West Semitic Research Project: A consortium based at USC that includes Johns Hopkins, the University of Illinois and others to apply the newest technologies to the interpretation of ancient texts such as Ugaritic tablets and most prominently, the Dead Sea Scrolls ( See the coverage of our work with the consortium in the Jewish Standard.

Amulet Publication: former Revel students deciphered and interpreted an unpublished 5th-6th century silver Aramaic amulet (supported by a Schneier Center grant) and presented their work at the Society for Biblical Literature meetings. Published in 2010.

Yeshiva University Dead Sea Scrolls Project: Participation in a WSRP expedition to photograph Dead Sea Scrolls belonging to the Syrian Orthodox Patriarchate in Teaneck, NJ. Directors: Joseph Angel (Jewish History), Steven Fine (Jewish History).

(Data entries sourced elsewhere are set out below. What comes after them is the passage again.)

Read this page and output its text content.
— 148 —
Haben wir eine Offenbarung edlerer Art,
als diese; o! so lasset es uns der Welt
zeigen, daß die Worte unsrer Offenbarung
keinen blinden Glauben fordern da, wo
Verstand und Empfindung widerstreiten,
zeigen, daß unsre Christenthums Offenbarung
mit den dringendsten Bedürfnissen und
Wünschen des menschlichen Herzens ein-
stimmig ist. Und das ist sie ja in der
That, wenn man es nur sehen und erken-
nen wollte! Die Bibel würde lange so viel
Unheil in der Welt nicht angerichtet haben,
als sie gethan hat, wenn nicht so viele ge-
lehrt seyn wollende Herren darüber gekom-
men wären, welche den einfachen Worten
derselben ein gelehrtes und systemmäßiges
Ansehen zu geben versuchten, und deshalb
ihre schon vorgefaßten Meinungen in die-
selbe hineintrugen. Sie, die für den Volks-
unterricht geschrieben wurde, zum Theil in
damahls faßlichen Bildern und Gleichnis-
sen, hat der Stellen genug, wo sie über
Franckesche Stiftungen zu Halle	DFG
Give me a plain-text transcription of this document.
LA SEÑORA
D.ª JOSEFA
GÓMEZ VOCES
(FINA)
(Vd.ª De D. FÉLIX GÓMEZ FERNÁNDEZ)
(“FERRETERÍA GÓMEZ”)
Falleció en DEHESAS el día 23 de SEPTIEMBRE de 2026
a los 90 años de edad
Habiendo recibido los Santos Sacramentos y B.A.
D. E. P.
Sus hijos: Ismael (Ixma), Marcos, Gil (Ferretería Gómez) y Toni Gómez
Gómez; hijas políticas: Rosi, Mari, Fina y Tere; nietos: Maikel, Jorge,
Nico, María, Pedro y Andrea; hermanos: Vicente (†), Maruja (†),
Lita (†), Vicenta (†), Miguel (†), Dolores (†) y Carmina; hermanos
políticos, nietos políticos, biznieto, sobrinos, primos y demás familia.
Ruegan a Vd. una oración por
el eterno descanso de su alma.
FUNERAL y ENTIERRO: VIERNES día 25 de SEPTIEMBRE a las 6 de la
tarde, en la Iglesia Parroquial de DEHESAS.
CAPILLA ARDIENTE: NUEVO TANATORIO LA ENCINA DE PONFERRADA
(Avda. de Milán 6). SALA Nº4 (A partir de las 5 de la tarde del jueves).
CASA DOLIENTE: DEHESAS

The Nathan and Solomon Birnbaum Family Archive Project: The Nathan and Solomon Birnbaum Family Archive is the most important archive of the history of Zionism and the history of Orthodoxy still in private hands. Through the research of Professor Jess Olson, associate director of the YU Center for Israel Studies, this material is for the first time being thoroughly processed and utilized for scholarly purposes, most specifically through Dr. Olson's book (now under editorial review), an intellectual biography of Nathan Birnbaum. The Yeshiva University Center for Israel studies is excited to begin the next phase of work with the Birnbaum family and their important collection. Under the supervision of Dr. Olson, several of the most important documents in the archive are expected to be digitized and placed on the Web for all scholars by team of YU students during the summer of 2011. These high-quality images will be the basis for an extensive Web site devoted to the role of Nathan Birnbaum in the history of Zionism and Orthodoxy, an invaluable service to modern Jewish history. Additionally, these materials will serve as the basis for a volume, the most comprehensive to date, of Birnbaum's foundational articles and important correspondence.